Por maioria de votos, o Plenário do Supremo Tribunal Federal (STF), em sessão nesta quinta-feira (10), considerou improcedente a denúncia oferecida pela Procuradoria Geral da República (PGR) contra o deputado federal Cláudio Puty (PT-PA) pela suposta prática do crime de corrupção eleitoral ativa, previsto no artigo 299 do Código Eleitoral. Segundo a acusação, na condição de candidato nas eleições de 2010, Puty teria intercedido junto à Superintendência do Ibama no Pará e na Secretaria Estadual de Meio Ambiente do Pará para acelerar a autorização de planos de manejo florestal em troca de votos.

A relatora do Inquérito (INQ) 3963, ministra Cármen Lúcia, entendeu não existirem na acusação elementos que configurem o crime de corrupção eleitoral, que, para sua tipificação, exige a comprovação de dolo específico. A ministra destacou que dos diálogos transcritos na denúncia, provenientes da interceptação de conversas telefônicas e mensagens de celulares, não é possível depreender pedido, entrega, oferta ou promessa de vantagem para a obtenção de voto.

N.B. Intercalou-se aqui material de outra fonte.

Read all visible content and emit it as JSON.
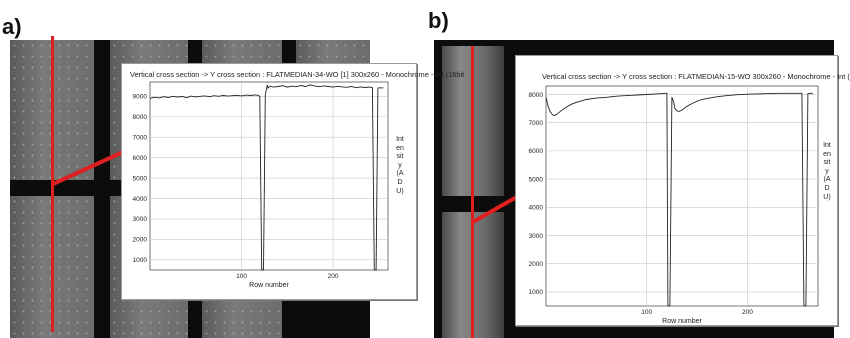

A relatora ponderou que a atuação atribuída ao deputado estaria mais ligada à obtenção de apoio político visando ao êxito de sua candidatura a deputado federal, mas que não foi possível identificar prova de que tenha havido oferta, entrega ou promessa de vantagem específica para a obtenção de voto. “Da análise de todo material contido nos autos, não consigo vislumbrar, sequer em tese, a prática do crime de corrupção eleitoral ativa, previsto no artigo 299 do Código Eleitoral, que se consuma pela promessa, doação, oferecimento de bem, dinheiro ou qualquer outra vantagem a eleitores com o propósito de obter voto ou a abstenção”, argumentou a relatora.

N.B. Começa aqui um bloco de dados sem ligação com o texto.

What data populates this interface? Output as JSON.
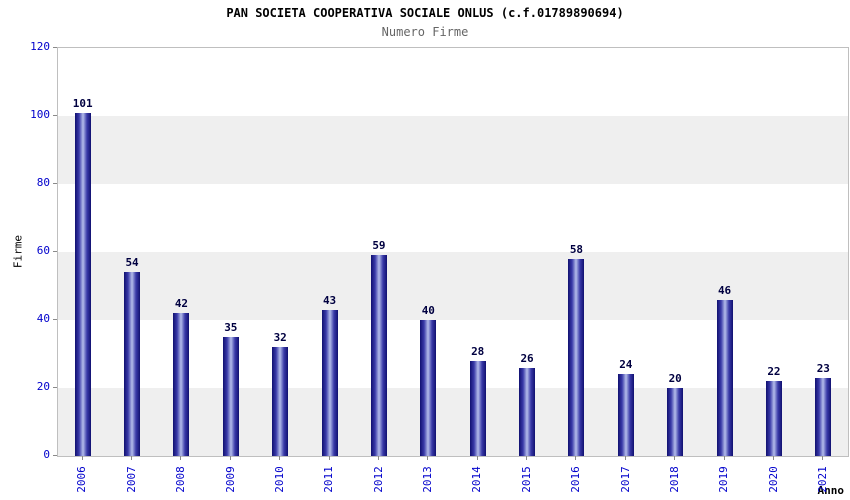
{
  "header": {
    "title": "PAN SOCIETA COOPERATIVA SOCIALE ONLUS (c.f.01789890694)",
    "subtitle": "Numero Firme"
  },
  "chart_data": {
    "type": "bar",
    "title": "PAN SOCIETA COOPERATIVA SOCIALE ONLUS (c.f.01789890694)",
    "subtitle": "Numero Firme",
    "xlabel": "Anno",
    "ylabel": "Firme",
    "categories": [
      "2006",
      "2007",
      "2008",
      "2009",
      "2010",
      "2011",
      "2012",
      "2013",
      "2014",
      "2015",
      "2016",
      "2017",
      "2018",
      "2019",
      "2020",
      "2021"
    ],
    "values": [
      101,
      54,
      42,
      35,
      32,
      43,
      59,
      40,
      28,
      26,
      58,
      24,
      20,
      46,
      22,
      23
    ],
    "ylim": [
      0,
      120
    ],
    "ytick_step": 20,
    "yticks": [
      0,
      20,
      40,
      60,
      80,
      100,
      120
    ],
    "grid": "banded-background",
    "legend": "none",
    "colors": {
      "bar_edge": "#101070",
      "bar_mid": "#3939a8",
      "bar_center": "#b4bdea",
      "tick_label": "#0000cc",
      "value_label": "#000040",
      "band_gray": "#efefef",
      "band_white": "#ffffff",
      "title": "#000000",
      "subtitle": "#666666",
      "plot_border": "#bfbfbf"
    }
  }
}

Segundo a ministra, não se pode deduzir das provas dos autos que a intermediação eventualmente feita por Puty para a aprovação de planos de manejo e da obtenção de licenças ambientais junto à Superintendência do Ibama no Pará (Ibama/PA) e à Secretaria de Meio Ambiente do Pará (SEMA/PA) tivesse como fim específico a obtenção de votos do interessado ou de pessoas próximas, que sequer foram identificadas. “O apoio político pretendido poderia se dar de diversas formas, como financiamento de campanha ou apoio político de qualquer natureza, mas não a troca de votos”, sustentou.

Denúncia

Segundo a denúncia oferecida pela PGR, o então candidato teve o nome citado em conversas telefônicas e troca mensagens durante as investigações que desencadearam a operação Alvorecer da Polícia Federal. De acordo com a acusação, as provas colhidas demonstrariam que Cláudio Puty capitaneava votos de pessoas interessadas na obtenção de autorizações da SEMA/PA e do Ibama/PA, oferecendo ou prometendo qualquer tipo de facilidade nesses processos, em troca de votos dos beneficiados por sua intervenção e também de seus familiares.

Em razão da ausência de tipicidade da conduta, o Plenário, por maioria, julgou improcedente a acusação, nos termos do artigo 6º da Lei 8.038/1990 (lei que rege a tramitação de processos no STF). Ficaram vencidos os ministros Roberto Barroso e Marco Aurélio, que recebiam a denúncia.